Let’s try to be smaller and humbler, let’s not claim any spiritual rights and let’s not inflate our egos by pretending to be ready to talk about Srimati Radharani. There are devotees who are obliged to deliver these talks and we are obliged to listen to them very attentively but let’s also remember that proper spiritual conclusion from listening to these talks is realization of our total inadequacy.

If we expect increase in our self esteem, or if we perceive any increase in our self esteem, than we are simply deluding ourselves.

Maybe if we are able to pull this little sacrifice we will be able to bow down with utmost sincerity and offer our prayers to Srimati Radharani.

Even if we fail, there will be another day or another year. We should not dare approaching Her in our thoughts while imagining ourselves having accomplished anything, as if claiming something we deserved by acquiring some service points. Even a slightest thought in the line of “now I’m ready” immediately disqualifies us.

Today I caught myself many a time diverting my thoughts from serving the Lord, what to speak of the purity. Unfortunately even a fallen situation does not qualify one to worship Sri Radhika. Her attention is the rarest gift for all conditioned souls, we shouldn’t be expecting it here, only after our liberation and only after we are fully engaged in serving the Lord on a fully transcendental platform.

I just realized that the more I talk the more I entangle myself.
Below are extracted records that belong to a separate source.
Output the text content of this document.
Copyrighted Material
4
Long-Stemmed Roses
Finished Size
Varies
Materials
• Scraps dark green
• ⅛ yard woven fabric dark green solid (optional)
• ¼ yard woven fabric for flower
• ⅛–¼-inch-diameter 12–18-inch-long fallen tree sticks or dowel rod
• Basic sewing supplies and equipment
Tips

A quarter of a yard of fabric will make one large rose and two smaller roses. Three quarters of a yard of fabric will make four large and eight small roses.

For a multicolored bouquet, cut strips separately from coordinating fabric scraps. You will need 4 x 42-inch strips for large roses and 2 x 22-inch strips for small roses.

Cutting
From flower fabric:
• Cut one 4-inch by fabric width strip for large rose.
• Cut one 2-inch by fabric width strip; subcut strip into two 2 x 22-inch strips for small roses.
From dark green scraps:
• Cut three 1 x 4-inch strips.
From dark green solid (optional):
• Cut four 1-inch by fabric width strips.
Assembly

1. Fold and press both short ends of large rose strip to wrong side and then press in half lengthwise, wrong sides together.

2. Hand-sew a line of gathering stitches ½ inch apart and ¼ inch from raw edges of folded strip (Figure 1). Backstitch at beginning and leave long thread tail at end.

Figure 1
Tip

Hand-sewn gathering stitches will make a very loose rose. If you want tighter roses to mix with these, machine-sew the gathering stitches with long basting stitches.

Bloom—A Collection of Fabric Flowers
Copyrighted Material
Let’s stop for now and chant an extra round or something instead.

Vanity thought #403. What acharyas said

Even if superficially, but for many devotees their desire to serve Sri Radhika has led them to search for uttama adhikari gurus capable of introducing them into sacred ashtakaliya pastimes of the Divine Couple. I know some people who are on their third guru and counting.

Interestingly, this desire to advance at all costs is not new in any way. Even a hundred years ago Bengal and Vrindavana were filled with sadhus and babajis offering siddha pranali to practically anyone who asked. The topic of siddha pranali is too big to casually address here but the underlying desire to become intimate servants of Srimati Radharani is the same.

Let’s see what our acharyas had to say about this. GBC simply forbids receiving such instructions on the side. Srila Prabhupada was quite heavy in dealing with gopi bhava club, let’s have a look at what Srila Bhaktisiddhanta Saraswati and others before him said in this regard.

Srila Bhaktisiddhanta Saraswati coined the phrase “first deserve, then desire”, he compared such instructions to teaching five year olds about intricacies of adult sexual behavior. He quoted Srila Gaurakishora Dasa as saying “A woman cannot produce a child simply by screaming and simulating labor pains” in relation to one devotee’s display of high level of renunciation and devotion.

He said that even if his father, Srila Bhaktisiddhanta Saraswati, had described manjari sadhana he also warned against premature attempts to engage in it. One might try to develop transcendental emotions in this way but without proper purification and transcendental strength he would develop the opposite inclinations.

He described devotees giving such instructions as pseudo-gurus and their disciples as pseudo-renunciates. Unfortunately, even his own brother is known to have offered siddha pranali to ISKCON devotees who later “fell down” and to this day exhibit quite unhealthy and envious attitude towards fellow vaishnavas, incompatible with necessary level of realization for such exalted practice.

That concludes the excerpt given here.